Böylesi kölelik koşullarındaki çalışma düzeninin Boytaş fabrikalarında egemen olmasının bir diğer nedeni de Öz Ağaç-İş ağalarının çabalarıydı.

Sendika ağaları Boytaş işçisinin hedefinde!

Sendika ağalarının varlığına güvenen Boydaklar sendikayı Boytaş’a da, diğer fabrikalarına da bizzat kendi elleriyle soktular. Bu nedenle Boydak’a bağlı fabrikaların hemen hepsinde sendika var. Bu sendikaların tümü Hak-İş bünyesinde yer alıyor. Öz Ağaç-İş, Çelik-İş, Öz İplik-İş sendikaları Kayseri Organize Sanayi Bölgesi’nde bulunan sendikalı iş yerlerinin çoğunda “örgütlüler.” Boytaş işçisinin fiili grevi Boytaş patronuna ve işbirlikçi sendikal düzene duyulan öfkenin eseriydi. İş bırakma eylemi bir dizi zayıflığı içinde barındırmasına rağmen patronların yüreğine korku saldı.

İşçiler, Boydak patronuna hizmet eden işbirlikçi sendikaları kendi sendikaları olarak görmüyorlar. Zira, Boytaş’ta da, Boydak Grubu’na ait diğer fabrikalarda da işçiler defalarca sendika patronlarının ihanetine tanık oldular. Boytaş ve Organize Sanayi Bölgesi’ndeki sendikaların başındaki uşak takımı, ihanetçi sendikal çizgide sınır tanımıyorlar.

Bir Boytaş işçisi Öz Ağaç-İş Sendikası hakkında konuşurken “Biz işçiler sendikacıları ve işyeri temsilcilerini patronun yalakası olarak tarif ediyoruz” diyor. İşçilerin böyle düşünmelerinin önde gelen nedenlerinden biri sendika ağalarının asgari ücret seviyesini geçmeyen sözleşmelere imza atmalarıdır. İkincisi, sendika yöneticilerinin ağır çalışma koşullarına, iş cinayetlerine ses çıkarmamalarıdır. Üçüncüsü, üretimin patronun istediği gibi gitmesi için çaba içinde olmalarıdır. Dördüncüsü, sendika temsilciliğine Boytaş patronunun, daha doğrusu Boydak Grubu’nun istediği işçileri atamalarıdır. Beşincisi, girdi çıktı oyunlarına göz yummalarıdır. Bu nedenle Boytaş işçileri Öz Ağaç-İş Sendikası’na güvenmiyor.

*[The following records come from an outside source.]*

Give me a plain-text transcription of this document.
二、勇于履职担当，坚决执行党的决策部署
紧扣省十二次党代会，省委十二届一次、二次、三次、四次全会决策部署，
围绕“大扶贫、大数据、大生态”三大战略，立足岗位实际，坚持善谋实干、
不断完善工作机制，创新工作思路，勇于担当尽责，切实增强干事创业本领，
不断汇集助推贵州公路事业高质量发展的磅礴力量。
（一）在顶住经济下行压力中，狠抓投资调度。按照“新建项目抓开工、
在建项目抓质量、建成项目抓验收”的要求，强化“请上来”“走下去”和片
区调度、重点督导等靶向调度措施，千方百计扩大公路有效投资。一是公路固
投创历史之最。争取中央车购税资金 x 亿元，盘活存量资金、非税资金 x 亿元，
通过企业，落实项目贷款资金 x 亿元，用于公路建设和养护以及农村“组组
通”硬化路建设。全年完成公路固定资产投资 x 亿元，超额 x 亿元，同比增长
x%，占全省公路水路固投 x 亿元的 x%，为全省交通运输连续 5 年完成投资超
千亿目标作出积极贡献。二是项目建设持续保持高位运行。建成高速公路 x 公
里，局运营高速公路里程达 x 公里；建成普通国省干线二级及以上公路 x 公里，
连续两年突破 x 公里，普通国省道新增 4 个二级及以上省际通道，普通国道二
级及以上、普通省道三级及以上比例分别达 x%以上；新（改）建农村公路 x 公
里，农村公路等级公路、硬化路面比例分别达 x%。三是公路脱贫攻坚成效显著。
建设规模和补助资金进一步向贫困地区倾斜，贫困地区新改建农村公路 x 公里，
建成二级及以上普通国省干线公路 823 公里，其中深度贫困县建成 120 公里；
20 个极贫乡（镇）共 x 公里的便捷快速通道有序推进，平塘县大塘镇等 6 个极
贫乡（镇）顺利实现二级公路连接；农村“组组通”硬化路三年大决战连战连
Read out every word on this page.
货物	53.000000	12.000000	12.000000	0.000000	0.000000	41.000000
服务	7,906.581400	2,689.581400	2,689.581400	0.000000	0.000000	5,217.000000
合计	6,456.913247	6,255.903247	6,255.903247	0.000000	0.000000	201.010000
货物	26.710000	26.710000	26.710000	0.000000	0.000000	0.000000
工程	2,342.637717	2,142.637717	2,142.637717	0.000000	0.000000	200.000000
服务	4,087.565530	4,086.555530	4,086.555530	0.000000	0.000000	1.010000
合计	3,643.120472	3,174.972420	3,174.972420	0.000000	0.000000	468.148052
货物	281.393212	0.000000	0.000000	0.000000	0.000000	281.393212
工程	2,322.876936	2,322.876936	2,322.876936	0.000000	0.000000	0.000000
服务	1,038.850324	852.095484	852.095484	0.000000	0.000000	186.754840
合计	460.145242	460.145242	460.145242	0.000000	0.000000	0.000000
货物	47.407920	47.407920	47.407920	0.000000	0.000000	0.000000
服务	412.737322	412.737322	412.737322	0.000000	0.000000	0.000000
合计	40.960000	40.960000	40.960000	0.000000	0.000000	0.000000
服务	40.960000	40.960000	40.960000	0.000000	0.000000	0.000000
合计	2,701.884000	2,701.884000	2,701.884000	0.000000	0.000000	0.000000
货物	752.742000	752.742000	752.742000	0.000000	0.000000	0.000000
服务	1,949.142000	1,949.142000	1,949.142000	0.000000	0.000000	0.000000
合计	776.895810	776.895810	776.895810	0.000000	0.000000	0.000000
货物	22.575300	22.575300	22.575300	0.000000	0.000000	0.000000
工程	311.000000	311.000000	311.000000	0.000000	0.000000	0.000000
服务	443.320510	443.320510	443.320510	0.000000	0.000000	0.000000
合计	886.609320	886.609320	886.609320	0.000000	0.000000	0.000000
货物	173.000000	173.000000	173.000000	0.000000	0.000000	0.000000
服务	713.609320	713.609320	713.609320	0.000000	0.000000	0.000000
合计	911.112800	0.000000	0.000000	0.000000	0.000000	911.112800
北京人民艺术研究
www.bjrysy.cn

Yaklaşık 36 saatlik fiili grevin açığa çıkardığı bir diğer gerçek ise işçilerin sağlam bir iç örgütlülüğe dayanmayan iş bırakmalarının sorunların çözümü için yeterli olmadığının ortaya çıkmış olmasıdır. Boytaş işçileri ortaya koydukları grevle, organize cehenneminde kölece koşullarda çalışan binlerce işçiye örnek oldular. Kapitalistlerin korkularını büyüttüler.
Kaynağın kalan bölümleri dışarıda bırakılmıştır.